Our strong view is that a systemic approach to Board Effectiveness is more likely to reveal important issues which, left unchecked, could threaten the long term wellbeing of an organisation. Our systemic approach to Board Effectiveness can best be described as follows. We argue that a Board cannot assess its effectiveness solely in relation to itself but also has to look outside itself to consider whether it is effective in relation to its stakeholders and environment.
Ultimately a Board only exists in relation to the organisation it serves, the stakeholders who have an interest in its long term success and the context in which it operates. Consequently a review must take account of all of these.
And yet most Board Reviews focus on a relatively narrow evaluation of Board processes. Why is this? The glib answer is that this is the easiest element to approach mechanically both for the Board concerned and the Board reviewer. And it will almost certainly yield some improvements, tweaks or refinements that can be made, giving the sense that progress is being made and that it has been a worthwhile exercise.

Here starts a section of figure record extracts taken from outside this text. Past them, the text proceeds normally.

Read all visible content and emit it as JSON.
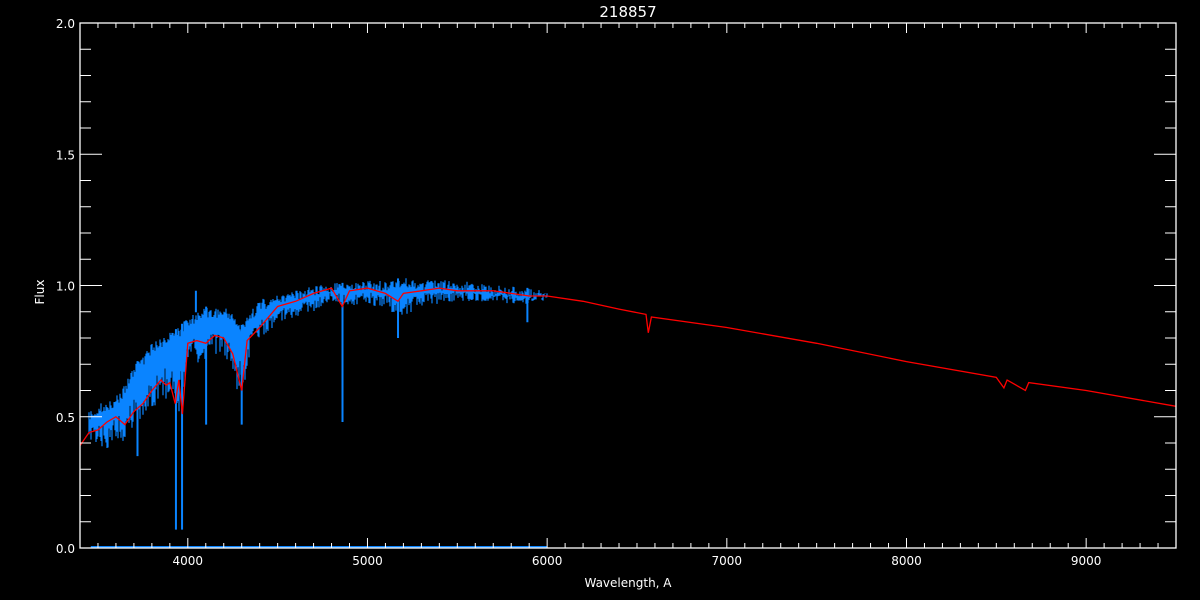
{
  "chart_data": {
    "type": "line",
    "title": "218857",
    "xlabel": "Wavelength, A",
    "ylabel": "Flux",
    "xlim": [
      3400,
      9500
    ],
    "ylim": [
      0.0,
      2.0
    ],
    "xticks": [
      "4000",
      "5000",
      "6000",
      "7000",
      "8000",
      "9000"
    ],
    "yticks": [
      "0.0",
      "0.5",
      "1.0",
      "1.5",
      "2.0"
    ],
    "grid": false,
    "colors": {
      "background": "#000000",
      "axes": "#ffffff",
      "observed": "#0a84ff",
      "model": "#ff0000"
    },
    "series": [
      {
        "role": "observed",
        "color": "#0a84ff",
        "band": {
          "x": [
            3450,
            3500,
            3550,
            3600,
            3650,
            3700,
            3750,
            3800,
            3850,
            3900,
            3950,
            4000,
            4050,
            4100,
            4150,
            4200,
            4250,
            4300,
            4350,
            4400,
            4450,
            4500,
            4600,
            4700,
            4800,
            4900,
            5000,
            5100,
            5200,
            5300,
            5400,
            5500,
            5600,
            5700,
            5800,
            5900,
            6000
          ],
          "low": [
            0.4,
            0.4,
            0.37,
            0.42,
            0.4,
            0.45,
            0.46,
            0.5,
            0.55,
            0.58,
            0.5,
            0.7,
            0.7,
            0.72,
            0.72,
            0.7,
            0.65,
            0.55,
            0.75,
            0.8,
            0.82,
            0.86,
            0.88,
            0.9,
            0.94,
            0.92,
            0.93,
            0.91,
            0.88,
            0.92,
            0.93,
            0.94,
            0.94,
            0.94,
            0.93,
            0.93,
            0.96
          ],
          "high": [
            0.52,
            0.55,
            0.56,
            0.58,
            0.62,
            0.7,
            0.73,
            0.78,
            0.8,
            0.82,
            0.84,
            0.88,
            0.9,
            0.92,
            0.91,
            0.92,
            0.9,
            0.85,
            0.9,
            0.95,
            0.95,
            0.97,
            0.98,
            1.0,
            1.01,
            1.01,
            1.02,
            1.02,
            1.03,
            1.02,
            1.02,
            1.02,
            1.01,
            1.0,
            1.0,
            0.99,
            0.98
          ]
        },
        "lines": [
          {
            "x": 3934,
            "y": 0.07
          },
          {
            "x": 3968,
            "y": 0.07
          },
          {
            "x": 4102,
            "y": 0.47
          },
          {
            "x": 4300,
            "y": 0.47
          },
          {
            "x": 4861,
            "y": 0.48
          },
          {
            "x": 5170,
            "y": 0.8
          },
          {
            "x": 5890,
            "y": 0.86
          },
          {
            "x": 3720,
            "y": 0.35
          },
          {
            "x": 4045,
            "y": 0.98
          }
        ],
        "error": {
          "x": [
            3460,
            6000
          ],
          "y": [
            0.005,
            0.005
          ]
        }
      },
      {
        "role": "model",
        "color": "#ff0000",
        "x": [
          3400,
          3450,
          3500,
          3550,
          3600,
          3650,
          3700,
          3750,
          3800,
          3850,
          3880,
          3900,
          3930,
          3950,
          3970,
          4000,
          4050,
          4100,
          4150,
          4200,
          4250,
          4300,
          4330,
          4400,
          4500,
          4600,
          4700,
          4800,
          4860,
          4900,
          5000,
          5100,
          5170,
          5200,
          5300,
          5400,
          5500,
          5600,
          5700,
          5800,
          5900,
          6000,
          6200,
          6400,
          6550,
          6563,
          6580,
          7000,
          7500,
          8000,
          8500,
          8542,
          8560,
          8662,
          8680,
          9000,
          9500
        ],
        "y": [
          0.39,
          0.44,
          0.45,
          0.48,
          0.5,
          0.47,
          0.52,
          0.55,
          0.6,
          0.64,
          0.62,
          0.63,
          0.55,
          0.64,
          0.51,
          0.78,
          0.79,
          0.78,
          0.81,
          0.8,
          0.74,
          0.6,
          0.79,
          0.84,
          0.92,
          0.94,
          0.97,
          0.99,
          0.92,
          0.98,
          0.99,
          0.97,
          0.94,
          0.97,
          0.98,
          0.99,
          0.98,
          0.98,
          0.98,
          0.97,
          0.96,
          0.96,
          0.94,
          0.91,
          0.89,
          0.82,
          0.88,
          0.84,
          0.78,
          0.71,
          0.65,
          0.61,
          0.64,
          0.6,
          0.63,
          0.6,
          0.54
        ]
      }
    ]
  }
}
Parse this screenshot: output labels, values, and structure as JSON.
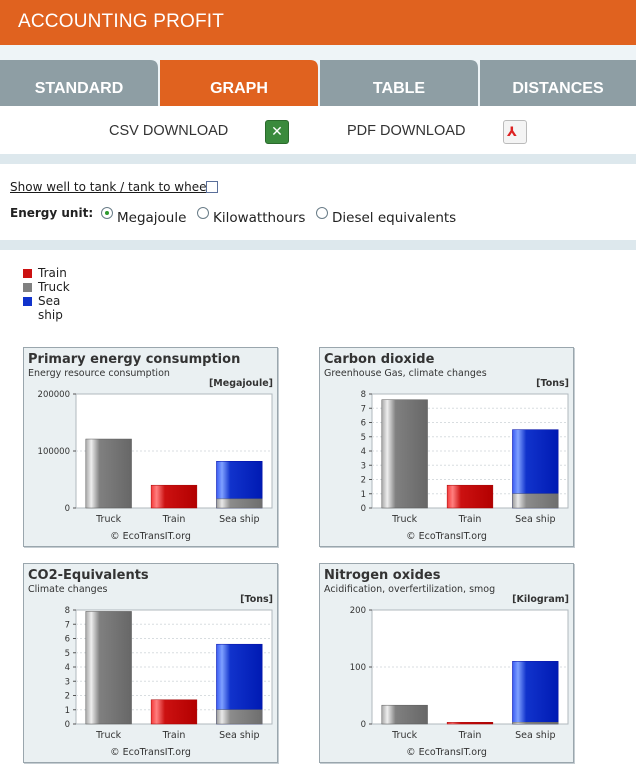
{
  "header": {
    "title": "ACCOUNTING PROFIT"
  },
  "tabs": [
    {
      "label": "STANDARD",
      "active": false
    },
    {
      "label": "GRAPH",
      "active": true
    },
    {
      "label": "TABLE",
      "active": false
    },
    {
      "label": "DISTANCES",
      "active": false
    }
  ],
  "downloads": {
    "csv_label": "CSV DOWNLOAD",
    "csv_icon": "excel-icon",
    "pdf_label": "PDF DOWNLOAD",
    "pdf_icon": "pdf-icon"
  },
  "options": {
    "well_to_wheel_label": "Show well to tank / tank to wheel",
    "well_to_wheel_checked": false,
    "energy_unit_label": "Energy unit:",
    "units": [
      "Megajoule",
      "Kilowatthours",
      "Diesel equivalents"
    ],
    "selected_unit": "Megajoule"
  },
  "legend": [
    {
      "name": "Train",
      "color": "#cc1111"
    },
    {
      "name": "Truck",
      "color": "#808080"
    },
    {
      "name": "Sea ship",
      "color": "#1133cc"
    }
  ],
  "copyright": "© EcoTransIT.org",
  "chart_data": [
    {
      "type": "bar",
      "title": "Primary energy consumption",
      "subtitle": "Energy resource consumption",
      "unit": "[Megajoule]",
      "categories": [
        "Truck",
        "Train",
        "Sea ship"
      ],
      "yticks": [
        "0",
        "100000",
        "200000"
      ],
      "ylim": [
        0,
        200000
      ],
      "values": [
        121000,
        40000,
        82000
      ],
      "lower_values": [
        0,
        0,
        16000
      ],
      "colors": [
        "#808080",
        "#cc1111",
        "#1133cc"
      ]
    },
    {
      "type": "bar",
      "title": "Carbon dioxide",
      "subtitle": "Greenhouse Gas, climate changes",
      "unit": "[Tons]",
      "categories": [
        "Truck",
        "Train",
        "Sea ship"
      ],
      "yticks": [
        "0",
        "1",
        "2",
        "3",
        "4",
        "5",
        "6",
        "7",
        "8"
      ],
      "ylim": [
        0,
        8
      ],
      "values": [
        7.6,
        1.6,
        5.5
      ],
      "lower_values": [
        0,
        0,
        1.0
      ],
      "colors": [
        "#808080",
        "#cc1111",
        "#1133cc"
      ]
    },
    {
      "type": "bar",
      "title": "CO2-Equivalents",
      "subtitle": "Climate changes",
      "unit": "[Tons]",
      "categories": [
        "Truck",
        "Train",
        "Sea ship"
      ],
      "yticks": [
        "0",
        "1",
        "2",
        "3",
        "4",
        "5",
        "6",
        "7",
        "8"
      ],
      "ylim": [
        0,
        8
      ],
      "values": [
        7.9,
        1.7,
        5.6
      ],
      "lower_values": [
        0,
        0,
        1.0
      ],
      "colors": [
        "#808080",
        "#cc1111",
        "#1133cc"
      ]
    },
    {
      "type": "bar",
      "title": "Nitrogen oxides",
      "subtitle": "Acidification, overfertilization, smog",
      "unit": "[Kilogram]",
      "categories": [
        "Truck",
        "Train",
        "Sea ship"
      ],
      "yticks": [
        "0",
        "100",
        "200"
      ],
      "ylim": [
        0,
        200
      ],
      "values": [
        33,
        3,
        110
      ],
      "lower_values": [
        0,
        0,
        3
      ],
      "colors": [
        "#808080",
        "#cc1111",
        "#1133cc"
      ]
    }
  ]
}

But we believe that the success of a Board Review cannot be assessed purely using this criterion. One of the areas where we nearly always find scope for improvement is how a Board connects with its stakeholders. Often our desk research reveals, for example, that the organisation makes public statements on its website about the importance of its staff, customers and suppliers to its ongoing success. Rarely is this reflected in the focus of the Board.
How does a Board ensure it maintains an ongoing conversation with all of those stakeholders on whom it relies for future success? How does it ensure it receives regular input from them about their current and emerging needs? What could they be doing and thinking to future proof the organisation? Who are they taking inputs from about emerging trends and changes in their sector? How are they getting their heads around changes in working patterns going forwards? How does the Board determine and measure the culture which underpins how it runs itself, the wider organisation and its relationships with outside parties?
A Board Effectiveness Review will not provide instant answers to any of these questions but it will shine a light on the real work a Board needs to do going forwards in order to be sustainable. And yes, of course it also needs good processes to underpin its work. But these are the “means” not the “end”.
Processes by themselves however robust do not make a Board effective. And therefore simply to focus on this element in a Board Review has very limited value.